1
votes

I have a data set that has height values every so often, like topography data in a straight line with GPS coordinates. I used the GPS coordinates and trigonometry to make a cumulative distance column. However, the distance between points varies. Sometimes its 10 cm sometimes its 13, sometimes its 40.

I would like to take the average height every 0.5 meters, but sometimes the distance column doesnt even land on a multiple of 0.5! This would mean my output column would be significantly shorter than my raw data column.

I think my main problem is I do not know what this process is called in order to Google it. Another problem is that the distances are irregular as mentioned above. Things I think may have something to do with it:

averageif?

binning? I do not want a histrogram though, just the data.

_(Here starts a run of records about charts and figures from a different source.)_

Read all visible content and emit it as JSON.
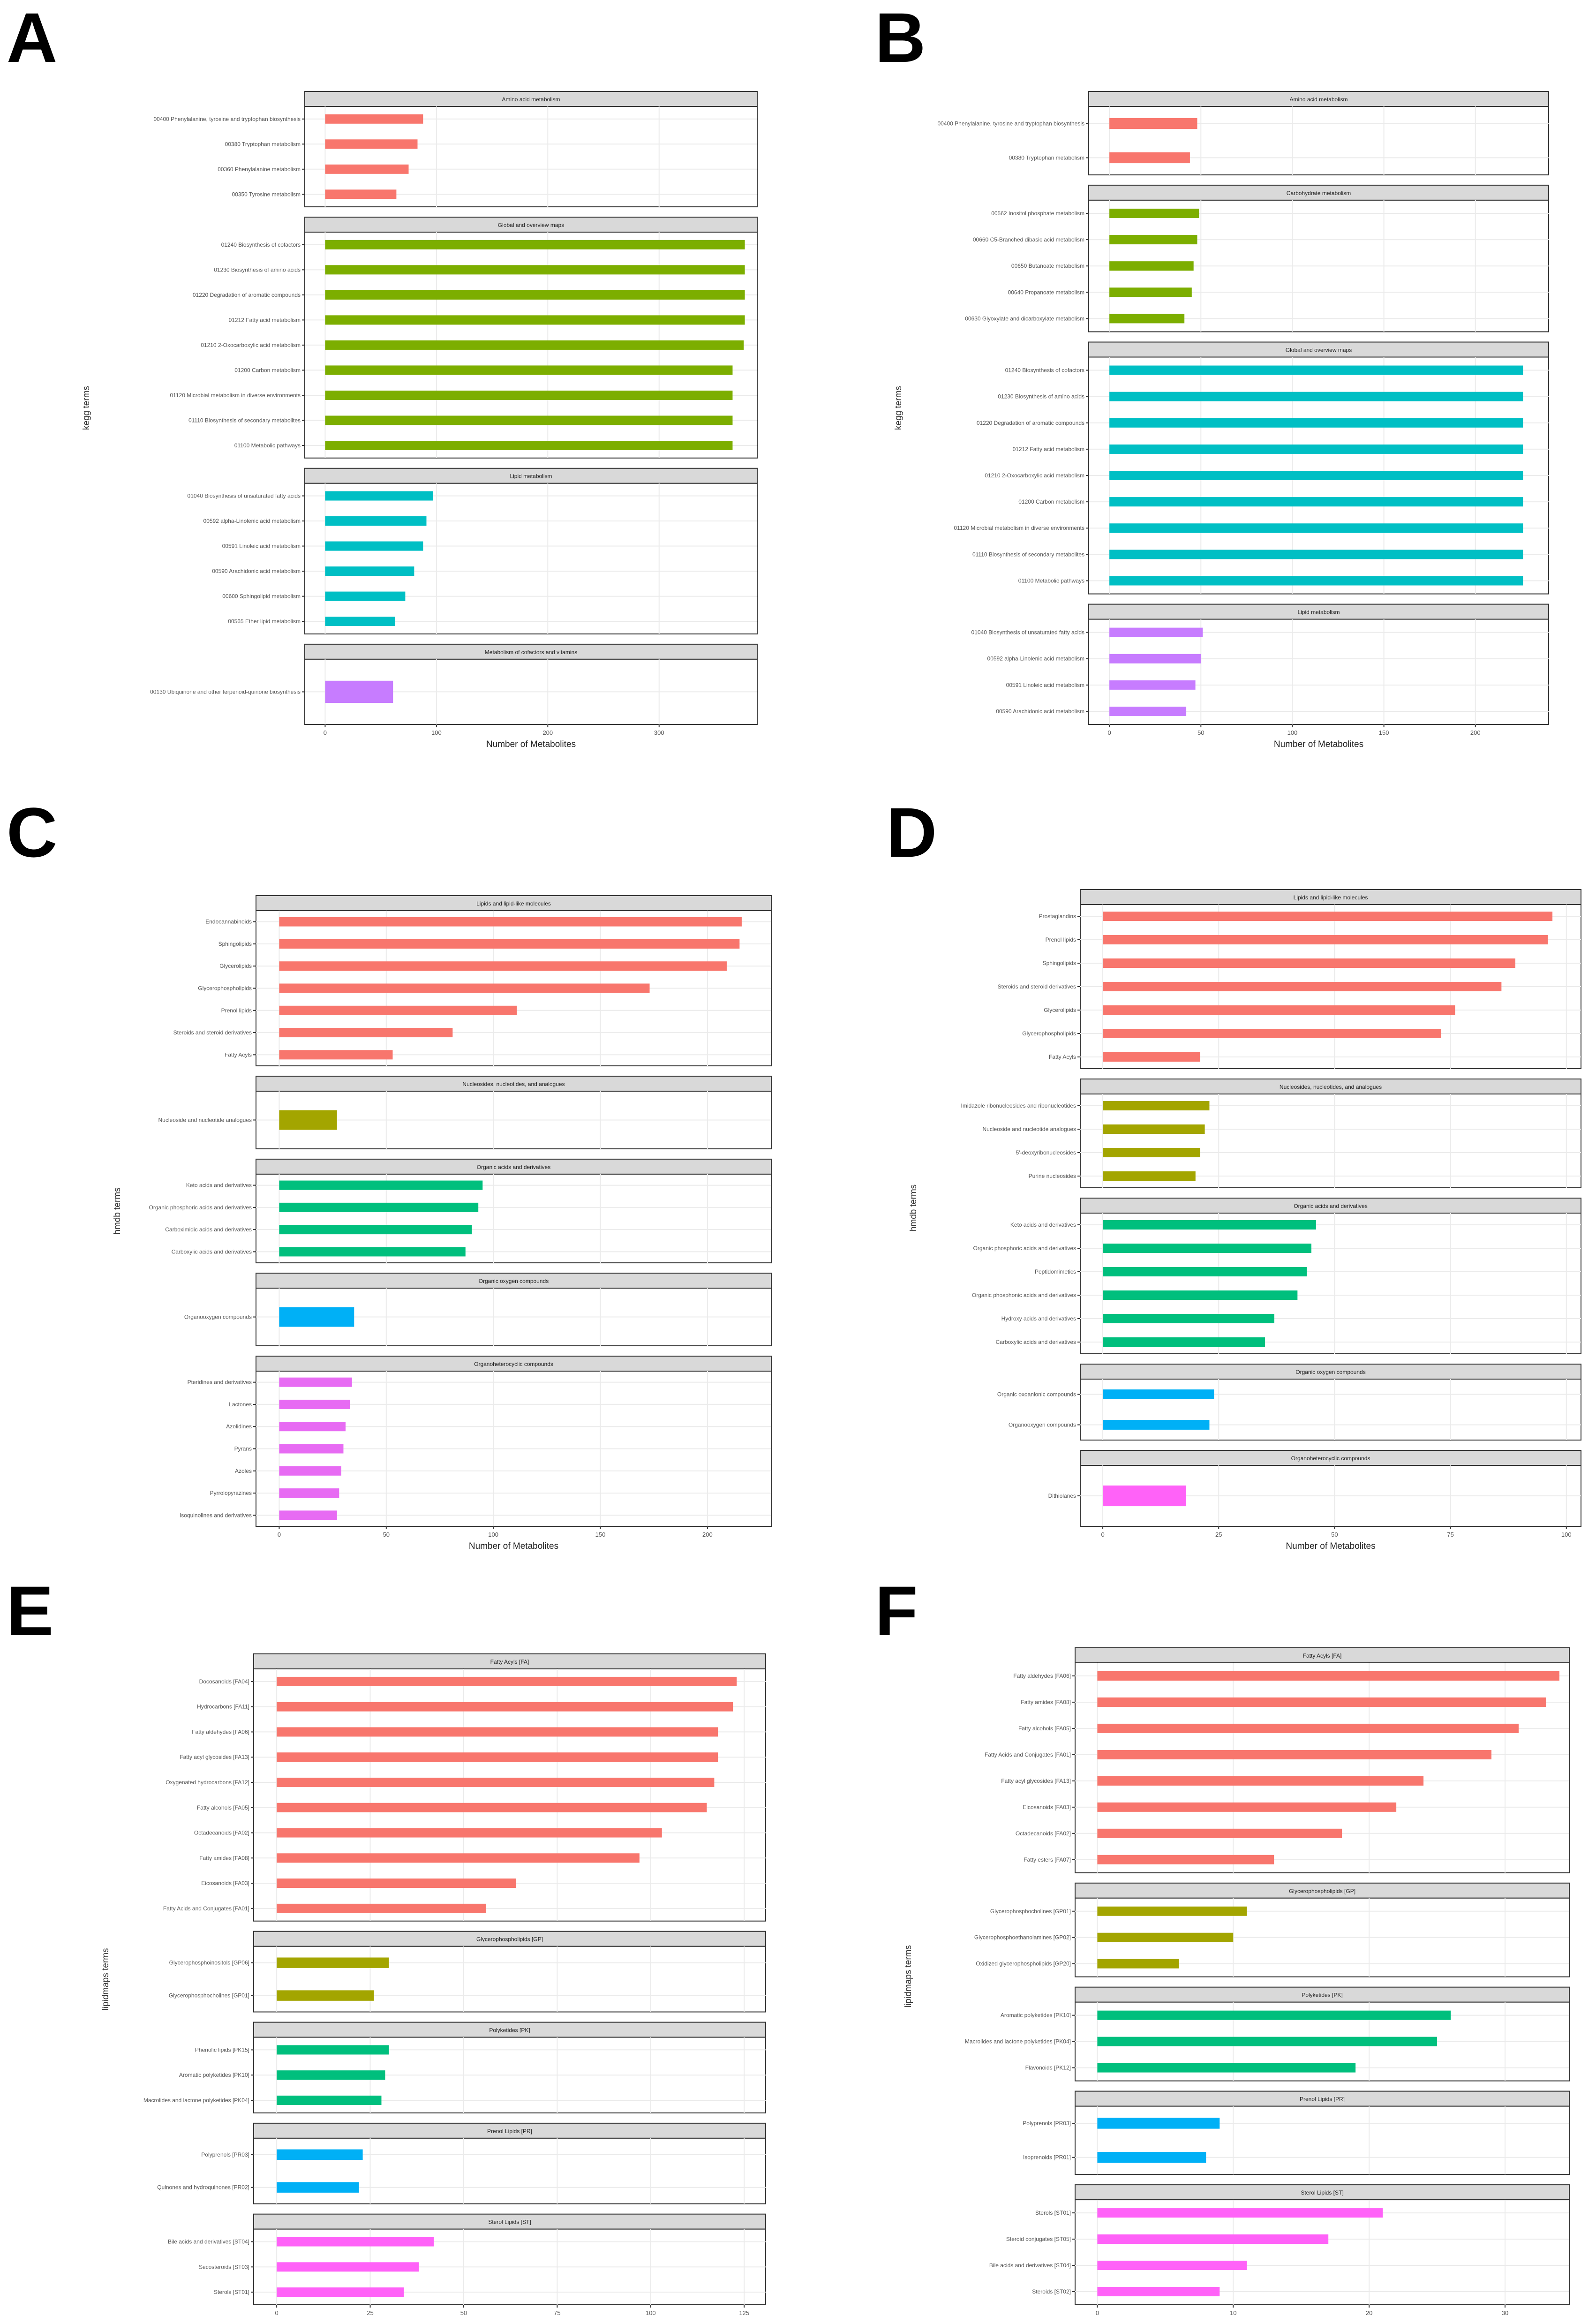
{
  "panels": [
    {
      "letter": "A",
      "ylabel": "kegg terms",
      "xlabel": "Number of Metabolites"
    },
    {
      "letter": "B",
      "ylabel": "kegg terms",
      "xlabel": "Number of Metabolites"
    },
    {
      "letter": "C",
      "ylabel": "hmdb terms",
      "xlabel": "Number of Metabolites"
    },
    {
      "letter": "D",
      "ylabel": "hmdb terms",
      "xlabel": "Number of Metabolites"
    },
    {
      "letter": "E",
      "ylabel": "lipidmaps terms",
      "xlabel": "Number of Metabolites"
    },
    {
      "letter": "F",
      "ylabel": "lipidmaps terms",
      "xlabel": "Number of Metabolites"
    }
  ],
  "chart_data": [
    {
      "type": "bar",
      "orientation": "horizontal",
      "panel": "A",
      "xlabel": "Number of Metabolites",
      "ylabel": "kegg terms",
      "xlim": [
        0,
        380
      ],
      "xticks": [
        0,
        100,
        200,
        300
      ],
      "facets": [
        {
          "title": "Amino acid metabolism",
          "color": "#F8766D",
          "bars": [
            {
              "label": "00400 Phenylalanine, tyrosine and tryptophan biosynthesis",
              "value": 88
            },
            {
              "label": "00380 Tryptophan metabolism",
              "value": 83
            },
            {
              "label": "00360 Phenylalanine metabolism",
              "value": 75
            },
            {
              "label": "00350 Tyrosine metabolism",
              "value": 64
            }
          ]
        },
        {
          "title": "Global and overview maps",
          "color": "#7CAE00",
          "bars": [
            {
              "label": "01240 Biosynthesis of cofactors",
              "value": 377
            },
            {
              "label": "01230 Biosynthesis of amino acids",
              "value": 377
            },
            {
              "label": "01220 Degradation of aromatic compounds",
              "value": 377
            },
            {
              "label": "01212 Fatty acid metabolism",
              "value": 377
            },
            {
              "label": "01210 2-Oxocarboxylic acid metabolism",
              "value": 376
            },
            {
              "label": "01200 Carbon metabolism",
              "value": 366
            },
            {
              "label": "01120 Microbial metabolism in diverse environments",
              "value": 366
            },
            {
              "label": "01110 Biosynthesis of secondary metabolites",
              "value": 366
            },
            {
              "label": "01100 Metabolic pathways",
              "value": 366
            }
          ]
        },
        {
          "title": "Lipid metabolism",
          "color": "#00BFC4",
          "bars": [
            {
              "label": "01040 Biosynthesis of unsaturated fatty acids",
              "value": 97
            },
            {
              "label": "00592 alpha-Linolenic acid metabolism",
              "value": 91
            },
            {
              "label": "00591 Linoleic acid metabolism",
              "value": 88
            },
            {
              "label": "00590 Arachidonic acid metabolism",
              "value": 80
            },
            {
              "label": "00600 Sphingolipid metabolism",
              "value": 72
            },
            {
              "label": "00565 Ether lipid metabolism",
              "value": 63
            }
          ]
        },
        {
          "title": "Metabolism of cofactors and vitamins",
          "color": "#C77CFF",
          "bars": [
            {
              "label": "00130 Ubiquinone and other terpenoid-quinone biosynthesis",
              "value": 61
            }
          ]
        }
      ]
    },
    {
      "type": "bar",
      "orientation": "horizontal",
      "panel": "B",
      "xlabel": "Number of Metabolites",
      "ylabel": "kegg terms",
      "xlim": [
        0,
        235
      ],
      "xticks": [
        0,
        50,
        100,
        150,
        200
      ],
      "facets": [
        {
          "title": "Amino acid metabolism",
          "color": "#F8766D",
          "bars": [
            {
              "label": "00400 Phenylalanine, tyrosine and tryptophan biosynthesis",
              "value": 48
            },
            {
              "label": "00380 Tryptophan metabolism",
              "value": 44
            }
          ]
        },
        {
          "title": "Carbohydrate metabolism",
          "color": "#7CAE00",
          "bars": [
            {
              "label": "00562 Inositol phosphate metabolism",
              "value": 49
            },
            {
              "label": "00660 C5-Branched dibasic acid metabolism",
              "value": 48
            },
            {
              "label": "00650 Butanoate metabolism",
              "value": 46
            },
            {
              "label": "00640 Propanoate metabolism",
              "value": 45
            },
            {
              "label": "00630 Glyoxylate and dicarboxylate metabolism",
              "value": 41
            }
          ]
        },
        {
          "title": "Global and overview maps",
          "color": "#00BFC4",
          "bars": [
            {
              "label": "01240 Biosynthesis of cofactors",
              "value": 226
            },
            {
              "label": "01230 Biosynthesis of amino acids",
              "value": 226
            },
            {
              "label": "01220 Degradation of aromatic compounds",
              "value": 226
            },
            {
              "label": "01212 Fatty acid metabolism",
              "value": 226
            },
            {
              "label": "01210 2-Oxocarboxylic acid metabolism",
              "value": 226
            },
            {
              "label": "01200 Carbon metabolism",
              "value": 226
            },
            {
              "label": "01120 Microbial metabolism in diverse environments",
              "value": 226
            },
            {
              "label": "01110 Biosynthesis of secondary metabolites",
              "value": 226
            },
            {
              "label": "01100 Metabolic pathways",
              "value": 226
            }
          ]
        },
        {
          "title": "Lipid metabolism",
          "color": "#C77CFF",
          "bars": [
            {
              "label": "01040 Biosynthesis of unsaturated fatty acids",
              "value": 51
            },
            {
              "label": "00592 alpha-Linolenic acid metabolism",
              "value": 50
            },
            {
              "label": "00591 Linoleic acid metabolism",
              "value": 47
            },
            {
              "label": "00590 Arachidonic acid metabolism",
              "value": 42
            }
          ]
        }
      ]
    },
    {
      "type": "bar",
      "orientation": "horizontal",
      "panel": "C",
      "xlabel": "Number of Metabolites",
      "ylabel": "hmdb terms",
      "xlim": [
        0,
        225
      ],
      "xticks": [
        0,
        50,
        100,
        150,
        200
      ],
      "facets": [
        {
          "title": "Lipids and lipid-like molecules",
          "color": "#F8766D",
          "bars": [
            {
              "label": "Endocannabinoids",
              "value": 216
            },
            {
              "label": "Sphingolipids",
              "value": 215
            },
            {
              "label": "Glycerolipids",
              "value": 209
            },
            {
              "label": "Glycerophospholipids",
              "value": 173
            },
            {
              "label": "Prenol lipids",
              "value": 111
            },
            {
              "label": "Steroids and steroid derivatives",
              "value": 81
            },
            {
              "label": "Fatty Acyls",
              "value": 53
            }
          ]
        },
        {
          "title": "Nucleosides, nucleotides, and analogues",
          "color": "#A3A500",
          "bars": [
            {
              "label": "Nucleoside and nucleotide analogues",
              "value": 27
            }
          ]
        },
        {
          "title": "Organic acids and derivatives",
          "color": "#00BF7D",
          "bars": [
            {
              "label": "Keto acids and derivatives",
              "value": 95
            },
            {
              "label": "Organic phosphoric acids and derivatives",
              "value": 93
            },
            {
              "label": "Carboximidic acids and derivatives",
              "value": 90
            },
            {
              "label": "Carboxylic acids and derivatives",
              "value": 87
            }
          ]
        },
        {
          "title": "Organic oxygen compounds",
          "color": "#00B0F6",
          "bars": [
            {
              "label": "Organooxygen compounds",
              "value": 35
            }
          ]
        },
        {
          "title": "Organoheterocyclic compounds",
          "color": "#E76BF3",
          "bars": [
            {
              "label": "Pteridines and derivatives",
              "value": 34
            },
            {
              "label": "Lactones",
              "value": 33
            },
            {
              "label": "Azolidines",
              "value": 31
            },
            {
              "label": "Pyrans",
              "value": 30
            },
            {
              "label": "Azoles",
              "value": 29
            },
            {
              "label": "Pyrrolopyrazines",
              "value": 28
            },
            {
              "label": "Isoquinolines and derivatives",
              "value": 27
            }
          ]
        }
      ]
    },
    {
      "type": "bar",
      "orientation": "horizontal",
      "panel": "D",
      "xlabel": "Number of Metabolites",
      "ylabel": "hmdb terms",
      "xlim": [
        0,
        101
      ],
      "xticks": [
        0,
        25,
        50,
        75,
        100
      ],
      "facets": [
        {
          "title": "Lipids and lipid-like molecules",
          "color": "#F8766D",
          "bars": [
            {
              "label": "Prostaglandins",
              "value": 97
            },
            {
              "label": "Prenol lipids",
              "value": 96
            },
            {
              "label": "Sphingolipids",
              "value": 89
            },
            {
              "label": "Steroids and steroid derivatives",
              "value": 86
            },
            {
              "label": "Glycerolipids",
              "value": 76
            },
            {
              "label": "Glycerophospholipids",
              "value": 73
            },
            {
              "label": "Fatty Acyls",
              "value": 21
            }
          ]
        },
        {
          "title": "Nucleosides, nucleotides, and analogues",
          "color": "#A3A500",
          "bars": [
            {
              "label": "Imidazole ribonucleosides and ribonucleotides",
              "value": 23
            },
            {
              "label": "Nucleoside and nucleotide analogues",
              "value": 22
            },
            {
              "label": "5'-deoxyribonucleosides",
              "value": 21
            },
            {
              "label": "Purine nucleosides",
              "value": 20
            }
          ]
        },
        {
          "title": "Organic acids and derivatives",
          "color": "#00BF7D",
          "bars": [
            {
              "label": "Keto acids and derivatives",
              "value": 46
            },
            {
              "label": "Organic phosphoric acids and derivatives",
              "value": 45
            },
            {
              "label": "Peptidomimetics",
              "value": 44
            },
            {
              "label": "Organic phosphonic acids and derivatives",
              "value": 42
            },
            {
              "label": "Hydroxy acids and derivatives",
              "value": 37
            },
            {
              "label": "Carboxylic acids and derivatives",
              "value": 35
            }
          ]
        },
        {
          "title": "Organic oxygen compounds",
          "color": "#00B0F6",
          "bars": [
            {
              "label": "Organic oxoanionic compounds",
              "value": 24
            },
            {
              "label": "Organooxygen compounds",
              "value": 23
            }
          ]
        },
        {
          "title": "Organoheterocyclic compounds",
          "color": "#FF62F8",
          "bars": [
            {
              "label": "Dithiolanes",
              "value": 18
            }
          ]
        }
      ]
    },
    {
      "type": "bar",
      "orientation": "horizontal",
      "panel": "E",
      "xlabel": "Number of Metabolites",
      "ylabel": "lipidmaps terms",
      "xlim": [
        0,
        128
      ],
      "xticks": [
        0,
        25,
        50,
        75,
        100,
        125
      ],
      "facets": [
        {
          "title": "Fatty Acyls [FA]",
          "color": "#F8766D",
          "bars": [
            {
              "label": "Docosanoids [FA04]",
              "value": 123
            },
            {
              "label": "Hydrocarbons [FA11]",
              "value": 122
            },
            {
              "label": "Fatty aldehydes [FA06]",
              "value": 118
            },
            {
              "label": "Fatty acyl glycosides [FA13]",
              "value": 118
            },
            {
              "label": "Oxygenated hydrocarbons [FA12]",
              "value": 117
            },
            {
              "label": "Fatty alcohols [FA05]",
              "value": 115
            },
            {
              "label": "Octadecanoids [FA02]",
              "value": 103
            },
            {
              "label": "Fatty amides [FA08]",
              "value": 97
            },
            {
              "label": "Eicosanoids [FA03]",
              "value": 64
            },
            {
              "label": "Fatty Acids and Conjugates [FA01]",
              "value": 56
            }
          ]
        },
        {
          "title": "Glycerophospholipids [GP]",
          "color": "#A3A500",
          "bars": [
            {
              "label": "Glycerophosphoinositols [GP06]",
              "value": 30
            },
            {
              "label": "Glycerophosphocholines [GP01]",
              "value": 26
            }
          ]
        },
        {
          "title": "Polyketides [PK]",
          "color": "#00BF7D",
          "bars": [
            {
              "label": "Phenolic lipids [PK15]",
              "value": 30
            },
            {
              "label": "Aromatic polyketides [PK10]",
              "value": 29
            },
            {
              "label": "Macrolides and lactone polyketides [PK04]",
              "value": 28
            }
          ]
        },
        {
          "title": "Prenol Lipids [PR]",
          "color": "#00B0F6",
          "bars": [
            {
              "label": "Polyprenols [PR03]",
              "value": 23
            },
            {
              "label": "Quinones and hydroquinones [PR02]",
              "value": 22
            }
          ]
        },
        {
          "title": "Sterol Lipids [ST]",
          "color": "#FF62F8",
          "bars": [
            {
              "label": "Bile acids and derivatives [ST04]",
              "value": 42
            },
            {
              "label": "Secosteroids [ST03]",
              "value": 38
            },
            {
              "label": "Sterols [ST01]",
              "value": 34
            }
          ]
        }
      ]
    },
    {
      "type": "bar",
      "orientation": "horizontal",
      "panel": "F",
      "xlabel": "Number of Metabolites",
      "ylabel": "lipidmaps terms",
      "xlim": [
        0,
        34
      ],
      "xticks": [
        0,
        10,
        20,
        30
      ],
      "facets": [
        {
          "title": "Fatty Acyls [FA]",
          "color": "#F8766D",
          "bars": [
            {
              "label": "Fatty aldehydes [FA06]",
              "value": 34
            },
            {
              "label": "Fatty amides [FA08]",
              "value": 33
            },
            {
              "label": "Fatty alcohols [FA05]",
              "value": 31
            },
            {
              "label": "Fatty Acids and Conjugates [FA01]",
              "value": 29
            },
            {
              "label": "Fatty acyl glycosides [FA13]",
              "value": 24
            },
            {
              "label": "Eicosanoids [FA03]",
              "value": 22
            },
            {
              "label": "Octadecanoids [FA02]",
              "value": 18
            },
            {
              "label": "Fatty esters [FA07]",
              "value": 13
            }
          ]
        },
        {
          "title": "Glycerophospholipids [GP]",
          "color": "#A3A500",
          "bars": [
            {
              "label": "Glycerophosphocholines [GP01]",
              "value": 11
            },
            {
              "label": "Glycerophosphoethanolamines [GP02]",
              "value": 10
            },
            {
              "label": "Oxidized glycerophospholipids [GP20]",
              "value": 6
            }
          ]
        },
        {
          "title": "Polyketides [PK]",
          "color": "#00BF7D",
          "bars": [
            {
              "label": "Aromatic polyketides [PK10]",
              "value": 26
            },
            {
              "label": "Macrolides and lactone polyketides [PK04]",
              "value": 25
            },
            {
              "label": "Flavonoids [PK12]",
              "value": 19
            }
          ]
        },
        {
          "title": "Prenol Lipids [PR]",
          "color": "#00B0F6",
          "bars": [
            {
              "label": "Polyprenols [PR03]",
              "value": 9
            },
            {
              "label": "Isoprenoids [PR01]",
              "value": 8
            }
          ]
        },
        {
          "title": "Sterol Lipids [ST]",
          "color": "#FF62F8",
          "bars": [
            {
              "label": "Sterols [ST01]",
              "value": 21
            },
            {
              "label": "Steroid conjugates [ST05]",
              "value": 17
            },
            {
              "label": "Bile acids and derivatives [ST04]",
              "value": 11
            },
            {
              "label": "Steroids [ST02]",
              "value": 9
            }
          ]
        }
      ]
    }
  ]
}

Thanks for the help and if you do not know the answer but at least know what I should be writing in the search bars that would be helpful as well. Thanks!

1
Either the TREND (for linear and/or polynomial curves) or GROWTH (for exponential curves) should allow you to generate a new curve of height vs distance based on the desired distance datapoints.Ron Rosenfeld
The goals is to have one column with 0.5, 1.0, 1.5 etc. and the depth values that fall in those bins averaged in the next column.BobbyEK

1 Answers

0
votes

Perhaps this will work for you. I made up a series of distance vs height measurements and determined that a third order polynomial curve fit pretty well. (A different curve might best fit your real data, so you would have to alter the formula accordingly). I then used that formula to derive a set of new heights for the desired ditances at, in my example five unit differences. The formula under Extrapolated heights is an ARRAY formula entered into all the cells at once. You select D2:D12, enter the formula in D2 and, hold down CTRL-SHIFT while hitting ENTER. If you did this correctly, you will have the same formula in each cell surrounded by curly braces {...}

Then you can decide how you want to "Average" the heights.